Знает Заруцкий, чем душу царицы встревожить! Еще бы не помнить Никиту Долгорукого! Еще бы не помнить ту мерзкую дождливую осень, карету со скрипучими осями, увозившую ее из Ярославля мимо Москвы назад в Польшу, навстречу нищете и позору. И первое, что в памяти, — грязь! Грязь впереди, насколько глазу дорога доступна, и сзади, и под колесами, и вся карета в ошметках грязи, чавканье копыт коней охранного отряда, а когда иной нетерпеливый проносится мимо кареты галопом, брызги московской грязи заплескиваются в окно кареты, успевай только лицо заслонить… И отчаяние! И досада! И ненависть! И бессилие! И вдруг крики, брань, пищальные и пистольные выстрелы, звон сабель. Падает подстреленный коренник, и карета сползает в обочину, накренивается, и Марина вываливается в грязь под ноги мечущихся в боевом азарте коней. Чьи-то сильные руки выхватывают ее из грязи и вздымают высоко над грязью и дорогой. Юный богатырь (разглядела лицо) стоит посередине яростной сечи, сильные руки его нежны в обхвате, и Марина полна доверия к этим рукам, полна радостных предчувствий, что перерастают в истинную радость от слов, сказанных шепотом в самые уши ее.

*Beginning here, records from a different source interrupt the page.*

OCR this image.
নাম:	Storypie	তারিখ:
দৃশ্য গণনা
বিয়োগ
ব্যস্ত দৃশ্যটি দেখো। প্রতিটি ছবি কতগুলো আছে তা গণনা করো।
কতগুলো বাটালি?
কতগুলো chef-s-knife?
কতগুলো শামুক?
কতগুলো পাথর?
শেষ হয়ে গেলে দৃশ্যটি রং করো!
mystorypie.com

— Жив царь Дмитрий, слышь, царица, жив! Не погубили его в Москве. По его повелению и воеводы Сапеги велено отбить тебя и доставить в Тушино к супругу твоему и Государю нашему. Согласна ли?
— Сам-то видел ли его? Точно ли он?
— Сам не видел. Отец мой, князь Долгорукий…
Не погасла радость, не потускнела, но как бы замерла в трепете. Неужто чудо? А и верно — сколь ни отчаянно было ее положение в ярославском заточении, когда все ее предали, отреклись, никогда, ни дня, ни часа не проходило без веры в чудо, что не оставит Господь, что не игрушка в Его руках, Что хитроумен замысел Его. И только смерть Дмитрия, только слухи и вести о том колебали веру. А если жив…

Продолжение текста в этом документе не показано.